Un rapport déposé en novembre indique que l’industrie de la marijuana en Virginie pourrait générer à terme jusqu’à 1,5 milliard de dollars par année en revenus et plus de 300 millions de dollars de taxes.

Les élus locaux prévoient la création d’une nouvelle agence qui sera chargée de chapeauter le secteur. La légalisation deviendrait effective le 1er janvier 2024 de manière à donner du temps aux autorités pour se préparer.

Des doutes persistent

Mary Crozier, qui chapeaute un regroupement d’organisations communautaires en Virginie, pense que les élus font fausse route.

Les revenus en cas de légalisation, dit-elle, sont souvent sensiblement en deçà des sommes espérées et les risques sanitaires, particulièrement pour les jeunes, sont importants.

Mme Crozier se dit sensible au fait que la communauté noire est plus souvent ciblée par la police, mais relève que ce problème ne devrait pas être pris en compte lorsque vient le moment de décider s’il faut ou non légaliser la marijuana. « C’est la police qui doit changer », dit-elle.

Un mouvement « largement soutenu »

Matthew Schweich, directeur adjoint du Marijuana Policy Project, une organisation militant pour la légalisation du produit partout aux États-Unis, pense que le mouvement dispose aujourd’hui d’un large soutien dans la population et transcende les lignes politiques. « C’est une approche qui est viable partout au pays », dit-il.

M. Schweich en veut notamment pour preuve le fait que les résidants de quatre États aux profils très différents ont dit oui à la légalisation lors de référendums tenus en novembre en même temps que l’élection présidentielle.

L’Arizona, le Montana, le New Jersey et le Dakota du Sud se sont ajoutés à une liste qui en comptait déjà plus d’une dizaine.

John Hudak, de la Brookings Institution, note que le fait que les législateurs d’un nombre croissant d’États vont de l’avant démystifie l’effet de la légalisation et contribue à sa popularité. « Les gens voient que le ciel ne tombe pas et que les promesses d’apocalypse ne se matérialisent pas », relève l’analyste.

Au fédéral, l’interdit demeure

Les gains faits par les tenants de la légalisation dans plusieurs États ne se reflètent pas au fédéral, où l’interdit demeure.
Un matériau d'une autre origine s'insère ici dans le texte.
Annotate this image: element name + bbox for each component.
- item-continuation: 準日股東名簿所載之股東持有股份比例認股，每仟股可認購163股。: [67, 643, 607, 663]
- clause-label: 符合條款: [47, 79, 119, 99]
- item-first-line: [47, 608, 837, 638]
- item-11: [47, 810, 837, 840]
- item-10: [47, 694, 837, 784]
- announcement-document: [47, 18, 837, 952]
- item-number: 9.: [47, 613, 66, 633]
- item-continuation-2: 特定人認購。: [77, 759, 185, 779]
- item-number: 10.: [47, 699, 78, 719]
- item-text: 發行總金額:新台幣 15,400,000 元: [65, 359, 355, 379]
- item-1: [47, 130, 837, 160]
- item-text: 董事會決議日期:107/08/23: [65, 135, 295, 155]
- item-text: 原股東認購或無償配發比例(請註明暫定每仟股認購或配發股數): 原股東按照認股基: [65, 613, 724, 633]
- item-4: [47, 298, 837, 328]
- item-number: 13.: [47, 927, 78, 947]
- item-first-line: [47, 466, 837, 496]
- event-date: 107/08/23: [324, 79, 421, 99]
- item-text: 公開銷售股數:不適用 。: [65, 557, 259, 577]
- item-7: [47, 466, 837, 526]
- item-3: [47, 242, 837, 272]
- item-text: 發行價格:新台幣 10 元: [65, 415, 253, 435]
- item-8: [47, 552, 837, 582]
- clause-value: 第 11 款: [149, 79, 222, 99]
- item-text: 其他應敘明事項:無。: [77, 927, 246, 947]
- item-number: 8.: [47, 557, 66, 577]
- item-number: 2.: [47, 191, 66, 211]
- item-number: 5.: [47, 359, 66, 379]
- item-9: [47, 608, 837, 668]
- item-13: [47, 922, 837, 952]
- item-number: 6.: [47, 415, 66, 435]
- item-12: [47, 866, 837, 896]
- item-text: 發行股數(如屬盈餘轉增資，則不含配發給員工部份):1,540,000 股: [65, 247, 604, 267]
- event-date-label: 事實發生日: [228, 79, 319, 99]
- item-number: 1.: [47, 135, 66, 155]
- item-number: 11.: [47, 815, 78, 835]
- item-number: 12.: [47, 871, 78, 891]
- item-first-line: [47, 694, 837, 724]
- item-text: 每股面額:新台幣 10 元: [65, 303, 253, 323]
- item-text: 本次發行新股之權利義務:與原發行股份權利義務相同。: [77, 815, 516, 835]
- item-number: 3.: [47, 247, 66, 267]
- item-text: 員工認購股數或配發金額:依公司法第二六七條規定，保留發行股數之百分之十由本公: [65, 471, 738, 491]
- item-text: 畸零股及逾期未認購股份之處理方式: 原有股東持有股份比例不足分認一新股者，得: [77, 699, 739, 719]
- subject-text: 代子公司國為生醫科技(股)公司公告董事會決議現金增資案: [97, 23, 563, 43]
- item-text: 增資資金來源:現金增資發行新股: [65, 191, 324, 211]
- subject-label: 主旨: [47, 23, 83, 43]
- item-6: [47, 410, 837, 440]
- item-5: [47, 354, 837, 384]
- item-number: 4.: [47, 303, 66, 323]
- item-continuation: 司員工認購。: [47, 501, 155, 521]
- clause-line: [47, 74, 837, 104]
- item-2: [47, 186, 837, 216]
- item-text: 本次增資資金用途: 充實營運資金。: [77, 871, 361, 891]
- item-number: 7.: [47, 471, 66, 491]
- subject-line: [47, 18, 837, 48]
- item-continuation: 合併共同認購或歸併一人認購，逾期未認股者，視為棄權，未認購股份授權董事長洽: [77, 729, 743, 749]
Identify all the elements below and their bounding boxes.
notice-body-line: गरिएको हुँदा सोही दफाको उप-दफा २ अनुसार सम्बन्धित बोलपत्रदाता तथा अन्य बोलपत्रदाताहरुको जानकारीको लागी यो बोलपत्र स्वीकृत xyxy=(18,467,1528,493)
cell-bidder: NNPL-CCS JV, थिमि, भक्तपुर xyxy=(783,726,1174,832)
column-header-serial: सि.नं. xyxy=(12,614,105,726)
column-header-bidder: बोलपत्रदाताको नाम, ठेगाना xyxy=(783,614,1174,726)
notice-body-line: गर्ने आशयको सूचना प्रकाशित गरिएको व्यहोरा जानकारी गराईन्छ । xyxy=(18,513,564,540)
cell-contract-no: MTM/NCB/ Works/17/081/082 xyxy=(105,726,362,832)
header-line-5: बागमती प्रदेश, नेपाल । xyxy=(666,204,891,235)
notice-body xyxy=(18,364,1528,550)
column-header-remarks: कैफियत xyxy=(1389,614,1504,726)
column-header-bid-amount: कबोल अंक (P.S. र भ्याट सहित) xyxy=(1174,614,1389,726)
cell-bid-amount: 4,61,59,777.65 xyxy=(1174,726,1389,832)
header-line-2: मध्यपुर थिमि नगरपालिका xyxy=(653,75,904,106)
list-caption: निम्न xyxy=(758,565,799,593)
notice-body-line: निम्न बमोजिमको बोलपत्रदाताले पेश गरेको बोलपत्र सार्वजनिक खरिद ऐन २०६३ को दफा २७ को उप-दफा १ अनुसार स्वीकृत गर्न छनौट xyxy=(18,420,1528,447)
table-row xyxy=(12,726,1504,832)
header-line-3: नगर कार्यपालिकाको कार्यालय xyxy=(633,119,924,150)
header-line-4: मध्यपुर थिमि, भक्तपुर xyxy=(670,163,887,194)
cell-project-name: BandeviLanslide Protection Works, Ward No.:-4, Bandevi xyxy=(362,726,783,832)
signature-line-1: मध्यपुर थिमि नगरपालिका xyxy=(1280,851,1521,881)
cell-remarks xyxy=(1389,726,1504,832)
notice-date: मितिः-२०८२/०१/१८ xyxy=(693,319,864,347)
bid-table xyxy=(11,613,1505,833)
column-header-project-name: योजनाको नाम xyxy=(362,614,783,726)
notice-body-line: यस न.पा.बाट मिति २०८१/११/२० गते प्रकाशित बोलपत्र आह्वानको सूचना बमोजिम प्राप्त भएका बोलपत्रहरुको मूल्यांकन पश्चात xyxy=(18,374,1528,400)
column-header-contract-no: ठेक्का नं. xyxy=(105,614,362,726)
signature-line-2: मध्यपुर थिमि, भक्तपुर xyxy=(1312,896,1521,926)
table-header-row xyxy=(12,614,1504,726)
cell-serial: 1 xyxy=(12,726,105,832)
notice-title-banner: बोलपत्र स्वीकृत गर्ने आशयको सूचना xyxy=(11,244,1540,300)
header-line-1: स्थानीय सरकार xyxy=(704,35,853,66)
La Chambre des représentants a appuyé en décembre un projet de loi prévoyant de décriminaliser la marijuana sans la légaliser, en remplaçant notamment les mises en accusation par de simples amendes, mais n’a pas obtenu l’approbation du Sénat.

La faible marge dont dispose désormais le camp démocrate à la Chambre haute rend peu probable une réforme en profondeur dans ce domaine, puisqu’il faudrait l’appui de 60 sénateurs, un objectif difficilement atteignable, affirme M. Schweich.

Le gouvernement fédéral continue formellement d’interdire la vente et la consommation de marijuana, mais se garde, depuis l’administration de Barack Obama, d’intervenir dans les États où le produit a été légalisé.

L’administration de Donald Trump a continué dans la même voie.

La situation est « irrationnelle », relève le représentant du Marijuana Policy Project, qui ne craint pas de voir Washington opter un jour pour une approche plus interventionniste.

« C’est très peu probable puisque ce serait très impopulaire comme décision. Dans notre milieu, les gens ne pensent pas qu’un retour en arrière est possible », dit-il.